User Guide
Your McAfee Internet Security To-do List
118 McAfee Internet Security 5.0
Conversely, cookies can record “what you did” on a particular Web site. 
For example, you visit one of the major search engine’s Web site and 
shop for an automobile. You revisit the same Web site a few days later 
and shop for an automobile again. The following week, you turn on your 
computer and go directly the same Web site. This time you’re looking for 
the local weather forecast. As the page loads into memory, there are ads 
for autos all over the screen. The cookie retained information about your 
past actions at their Web site. The Web page displayed information 
based upon what was stored in the cookies. 
To maintain privacy on the Internet, filter cookies. This allows you to 
select only those cookies that are truly good cookies. Additionally, you 
should delete unwanted cookies as you complete an Internet session, to 
remove the footprints resulting from your travels in the digital highway.
n Block Web bugs.
Web bugs are very small graphic files, usually 1 pixel by 1 pixel in size 
(hence the term "bug" or invisible) that send messages to third parties 
about your Internet browsing habits.

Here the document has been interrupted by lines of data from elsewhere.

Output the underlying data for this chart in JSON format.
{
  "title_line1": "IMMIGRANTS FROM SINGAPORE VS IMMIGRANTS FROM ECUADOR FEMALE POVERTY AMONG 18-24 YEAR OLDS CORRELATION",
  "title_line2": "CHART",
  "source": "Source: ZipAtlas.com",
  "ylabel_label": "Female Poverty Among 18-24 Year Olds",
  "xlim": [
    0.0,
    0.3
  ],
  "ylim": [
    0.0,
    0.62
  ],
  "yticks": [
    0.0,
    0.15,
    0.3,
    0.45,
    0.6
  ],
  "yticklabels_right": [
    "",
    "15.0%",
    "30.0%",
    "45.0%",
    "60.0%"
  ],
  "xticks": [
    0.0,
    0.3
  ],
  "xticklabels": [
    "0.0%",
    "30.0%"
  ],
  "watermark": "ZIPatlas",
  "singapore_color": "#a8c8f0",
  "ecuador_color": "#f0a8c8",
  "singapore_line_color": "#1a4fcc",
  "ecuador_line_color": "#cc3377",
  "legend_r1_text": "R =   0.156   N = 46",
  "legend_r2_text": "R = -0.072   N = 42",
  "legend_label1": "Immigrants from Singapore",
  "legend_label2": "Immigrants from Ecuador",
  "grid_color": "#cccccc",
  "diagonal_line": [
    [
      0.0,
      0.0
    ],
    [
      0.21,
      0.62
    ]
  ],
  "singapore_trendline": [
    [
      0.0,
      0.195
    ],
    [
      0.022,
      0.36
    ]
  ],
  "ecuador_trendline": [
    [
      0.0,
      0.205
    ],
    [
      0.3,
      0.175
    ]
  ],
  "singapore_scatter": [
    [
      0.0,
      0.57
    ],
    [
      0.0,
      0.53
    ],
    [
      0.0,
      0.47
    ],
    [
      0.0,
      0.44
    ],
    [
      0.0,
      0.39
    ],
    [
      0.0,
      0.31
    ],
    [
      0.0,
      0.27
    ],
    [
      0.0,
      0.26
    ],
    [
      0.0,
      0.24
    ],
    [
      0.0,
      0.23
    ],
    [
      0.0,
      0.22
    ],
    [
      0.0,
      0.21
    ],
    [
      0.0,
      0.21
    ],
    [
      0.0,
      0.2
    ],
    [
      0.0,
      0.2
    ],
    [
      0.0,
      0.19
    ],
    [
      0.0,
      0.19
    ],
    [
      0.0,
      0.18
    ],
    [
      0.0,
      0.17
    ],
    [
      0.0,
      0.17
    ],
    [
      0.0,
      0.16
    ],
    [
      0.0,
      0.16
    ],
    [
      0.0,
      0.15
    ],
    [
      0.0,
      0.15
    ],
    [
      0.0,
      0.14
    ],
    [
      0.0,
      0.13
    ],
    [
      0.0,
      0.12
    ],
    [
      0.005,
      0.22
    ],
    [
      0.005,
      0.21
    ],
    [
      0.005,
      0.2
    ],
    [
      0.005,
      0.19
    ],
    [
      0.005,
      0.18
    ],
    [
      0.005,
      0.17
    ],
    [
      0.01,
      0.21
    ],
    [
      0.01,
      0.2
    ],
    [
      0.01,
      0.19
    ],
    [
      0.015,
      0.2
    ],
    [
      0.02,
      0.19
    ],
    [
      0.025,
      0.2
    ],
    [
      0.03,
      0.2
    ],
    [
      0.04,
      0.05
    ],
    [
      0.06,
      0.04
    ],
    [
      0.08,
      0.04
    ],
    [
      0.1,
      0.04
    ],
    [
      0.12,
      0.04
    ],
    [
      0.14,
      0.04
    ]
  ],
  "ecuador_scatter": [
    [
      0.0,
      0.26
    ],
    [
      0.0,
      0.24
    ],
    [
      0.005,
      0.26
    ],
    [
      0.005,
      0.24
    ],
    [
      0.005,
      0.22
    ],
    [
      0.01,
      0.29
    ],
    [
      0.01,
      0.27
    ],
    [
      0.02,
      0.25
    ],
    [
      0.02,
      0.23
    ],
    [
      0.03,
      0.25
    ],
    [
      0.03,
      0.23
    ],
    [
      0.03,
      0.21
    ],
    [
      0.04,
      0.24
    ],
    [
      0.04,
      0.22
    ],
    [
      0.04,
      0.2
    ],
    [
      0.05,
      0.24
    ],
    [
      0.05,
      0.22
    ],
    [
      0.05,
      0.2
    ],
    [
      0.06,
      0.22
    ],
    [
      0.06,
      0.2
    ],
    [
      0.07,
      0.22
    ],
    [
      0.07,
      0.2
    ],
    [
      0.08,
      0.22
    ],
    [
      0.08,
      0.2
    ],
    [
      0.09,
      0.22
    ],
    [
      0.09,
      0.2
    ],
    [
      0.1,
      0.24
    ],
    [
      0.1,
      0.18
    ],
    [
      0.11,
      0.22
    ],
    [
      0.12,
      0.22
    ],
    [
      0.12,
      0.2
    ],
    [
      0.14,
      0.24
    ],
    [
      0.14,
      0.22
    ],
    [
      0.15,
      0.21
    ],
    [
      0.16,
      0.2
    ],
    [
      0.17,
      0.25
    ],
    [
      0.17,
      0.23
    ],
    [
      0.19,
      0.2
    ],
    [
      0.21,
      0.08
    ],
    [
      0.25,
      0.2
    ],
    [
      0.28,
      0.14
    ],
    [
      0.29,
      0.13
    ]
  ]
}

Third parties use this information 
to create user profiles. Web bugs have been known to capture the date 
and time the Web bug was accessed, the browser version used and even 
the IP address of the computer that received the Web bug.
To maintain your privacy against Web bugs, always block Web bugs.
n Protect your identity.
It you want to make a purchase online, do not provide personal 
information (name, address, credit card numbers) unless the Web Site 
uses Secure Sockets Layer (SSL) encryption. You can recognize secured 
sites if the Web site's URL begins with https://.
It is also makes for good practice to use software that monitors your 
Internet connection and warns you if there is an attempt to transmit 
personal information over the Internet. This type of software requires 
that you create a database of information about you and the other users 
of the computer; thus establishing a record of that which should not be 
transmitted via the Internet.
Remove records of where browsed the Internet from your computer. As 
you browse the Internet, your browser stores files in a repository called 
Temporary Internet or "cache" files. Basically, as you revisit a Web site or 
click your browser's Back button, rather than download all of the 
graphics displayed on the Web page, your browser reloads the cached 
files. In a location on your hard disk labeled History, your browser 
records all of the URLs visited as well s the URLs that you typed into 
your browser's address bar. All of these records reveal information 
about where you’ve been on the Internet.